Nature recently published a quick blurb about a paper on fruit fly genetics that has sent social media abuzz.  Why?  Because the paper, published in G3: Genes Genomes Genetics, lists over 1,000 authors.  Further, more than 900 of these authors are undergraduates and members of the Genomics Education Partnership, an organization that has posted a record of the commentary on the author number. The author list, which spans the first three pages of the PDF, is shown below.

    fly2     fly3

The paper has sparked a larger debate about the role of training and education in research, particularly when it comes to undergraduate involvement.  Alongside the paper, the authors also released a blog post about undergraduate-empowered research in the Genetics Society of America’s Genes to Genomes blog.  This is the first paper I’ve seen that lists a blog post as supporting information.

I can see arguments on both sides. On one hand, crowd-sourcing allows us accomplish tasks impossible for a single person to execute.
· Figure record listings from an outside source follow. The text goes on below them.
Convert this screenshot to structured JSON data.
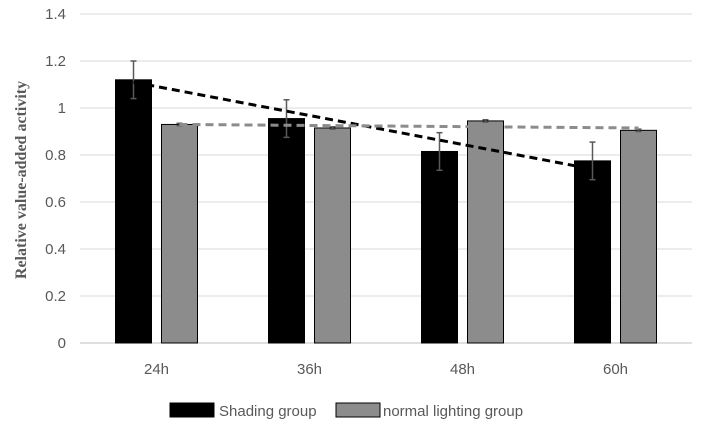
{
  "chart_data": {
    "type": "bar",
    "title": "",
    "xlabel": "",
    "ylabel": "Relative value-added activity",
    "categories": [
      "24h",
      "36h",
      "48h",
      "60h"
    ],
    "ylim": [
      0,
      1.4
    ],
    "yticks": [
      0,
      0.2,
      0.4,
      0.6,
      0.8,
      1,
      1.2,
      1.4
    ],
    "ytick_labels": [
      "0",
      "0.2",
      "0.4",
      "0.6",
      "0.8",
      "1",
      "1.2",
      "1.4"
    ],
    "grid": true,
    "legend_position": "bottom",
    "series": [
      {
        "name": "Shading group",
        "values": [
          1.12,
          0.955,
          0.815,
          0.775
        ],
        "errors": [
          0.08,
          0.08,
          0.08,
          0.08
        ],
        "color": "#000000",
        "trendline": {
          "start": 1.11,
          "end": 0.74,
          "color": "#000000",
          "style": "dashed"
        }
      },
      {
        "name": "normal lighting group",
        "values": [
          0.93,
          0.915,
          0.945,
          0.905
        ],
        "errors": [
          0.005,
          0.005,
          0.005,
          0.005
        ],
        "color": "#8c8c8c",
        "trendline": {
          "start": 0.93,
          "end": 0.915,
          "color": "#8c8c8c",
          "style": "dashed"
        }
      }
    ]
  }
}
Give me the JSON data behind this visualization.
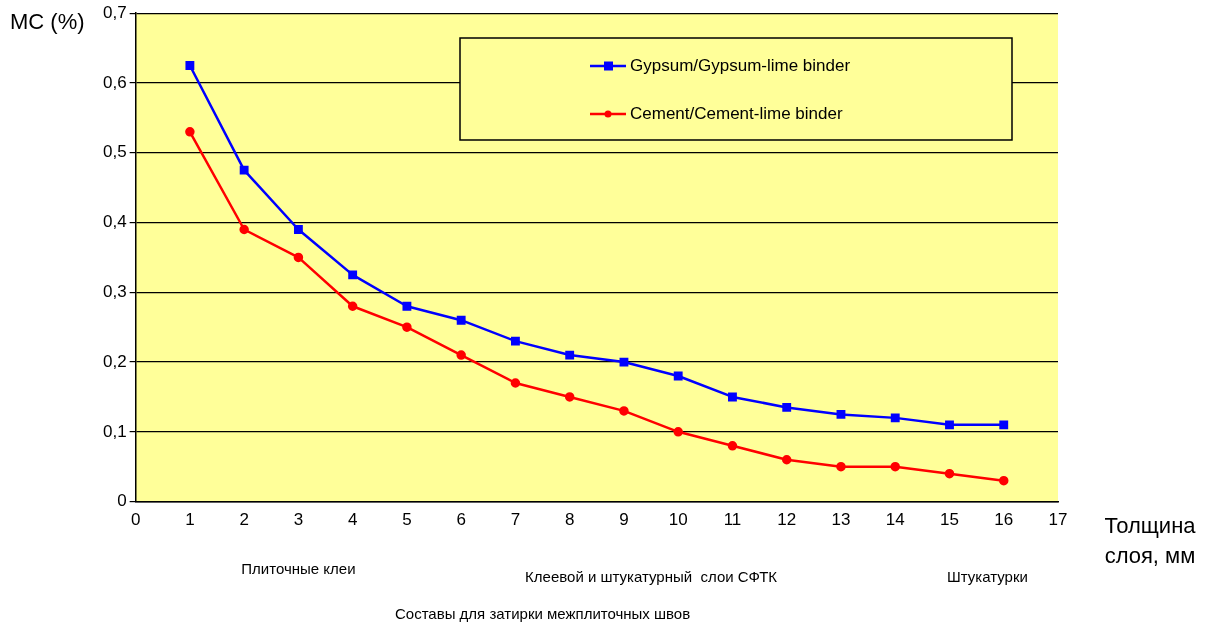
{
  "chart_data": {
    "type": "line",
    "ylabel": "MC (%)",
    "xlabel": "Толщина слоя, мм",
    "x": [
      1,
      2,
      3,
      4,
      5,
      6,
      7,
      8,
      9,
      10,
      11,
      12,
      13,
      14,
      15,
      16
    ],
    "series": [
      {
        "name": "Gypsum/Gypsum-lime binder",
        "color": "#0000ff",
        "marker": "square",
        "values": [
          0.625,
          0.475,
          0.39,
          0.325,
          0.28,
          0.26,
          0.23,
          0.21,
          0.2,
          0.18,
          0.15,
          0.135,
          0.125,
          0.12,
          0.11,
          0.11
        ]
      },
      {
        "name": "Cement/Cement-lime binder",
        "color": "#ff0000",
        "marker": "circle",
        "values": [
          0.53,
          0.39,
          0.35,
          0.28,
          0.25,
          0.21,
          0.17,
          0.15,
          0.13,
          0.1,
          0.08,
          0.06,
          0.05,
          0.05,
          0.04,
          0.03
        ]
      }
    ],
    "xlim": [
      0,
      17
    ],
    "xticks": [
      0,
      1,
      2,
      3,
      4,
      5,
      6,
      7,
      8,
      9,
      10,
      11,
      12,
      13,
      14,
      15,
      16,
      17
    ],
    "ylim": [
      0,
      0.7
    ],
    "yticks": [
      0,
      {
        "value": 0.1,
        "label": "0,1"
      },
      {
        "value": 0.2,
        "label": "0,2"
      },
      {
        "value": 0.3,
        "label": "0,3"
      },
      {
        "value": 0.4,
        "label": "0,4"
      },
      {
        "value": 0.5,
        "label": "0,5"
      },
      {
        "value": 0.6,
        "label": "0,6"
      },
      {
        "value": 0.7,
        "label": "0,7"
      }
    ],
    "grid": "y",
    "legend": "top right",
    "line_style": "solid",
    "annotations": [
      "Плиточные клеи",
      "Клеевой и штукатурный  слои СФТК",
      "Штукатурки",
      "Составы для затирки межплиточных швов"
    ]
  }
}
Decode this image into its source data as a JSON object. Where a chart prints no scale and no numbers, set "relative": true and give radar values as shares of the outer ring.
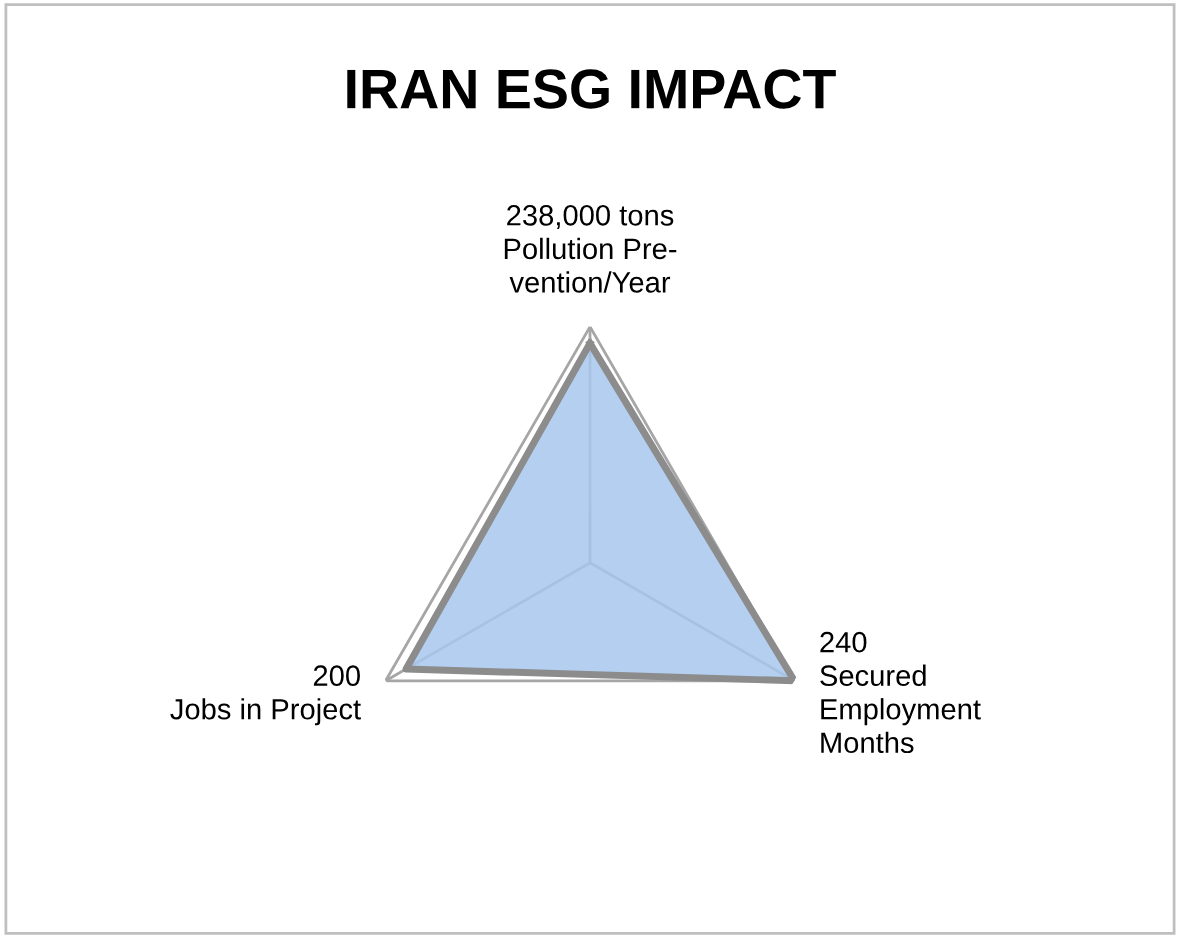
{
  "chart_data": {
    "type": "radar",
    "title": "IRAN ESG IMPACT",
    "categories": [
      "238,000 tons\nPollution Pre-\nvention/Year",
      "240\nSecured\nEmployment\nMonths",
      "200\nJobs in Project"
    ],
    "series": [
      {
        "color": "#a7c7ee",
        "values": [
          0.93,
          1.0,
          0.9
        ]
      }
    ],
    "relative": true,
    "grid": true
  }
}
The computer scientist in me loves this aspect of the story.  Here, “the crowd” is the sea of undergraduates that edited and annotated a DNA sequence (the Muller F element, or the “dot” chromosome) in fruit flies by analyzing and integrating different types of data.  Unlike papers that use Mechanical Turk to collect data, where the crowd is typically non-experts, this particular crowd has learned a set of specialized skills that facilitated the research.  Undergrads dirtied their hands with real data and learned valuable insights about how to conduct research.  The educator in me finds the endeavor incredibly impactful for the scientists-in-training.  On the other hand, being buried in the author list makes one’s contributions look meaningless.  What does it mean to be a co-author on such a paper?  If the Genomics Education Partnership consisted of only a few dozen undergraduates, would it be better?  Some of these questions are discussed in the Neuro DoJo blog post.  The academic “I-want-to-get-tenure” in me cringes at the thought that good research may be down-weighted because the author contributions were unclear if I were in the middle of the author list.

I think that the undergraduates from the Genomics Education Partnership did conduct research that contributed to the paper, and they should be credited in some way.  It seems that in the age of crowdsourcing, perhaps there needs to be an intermediate between authorship and acknowledgement that indicates a collective contribution from a group of people (e.g. students in a class or members of a consortium).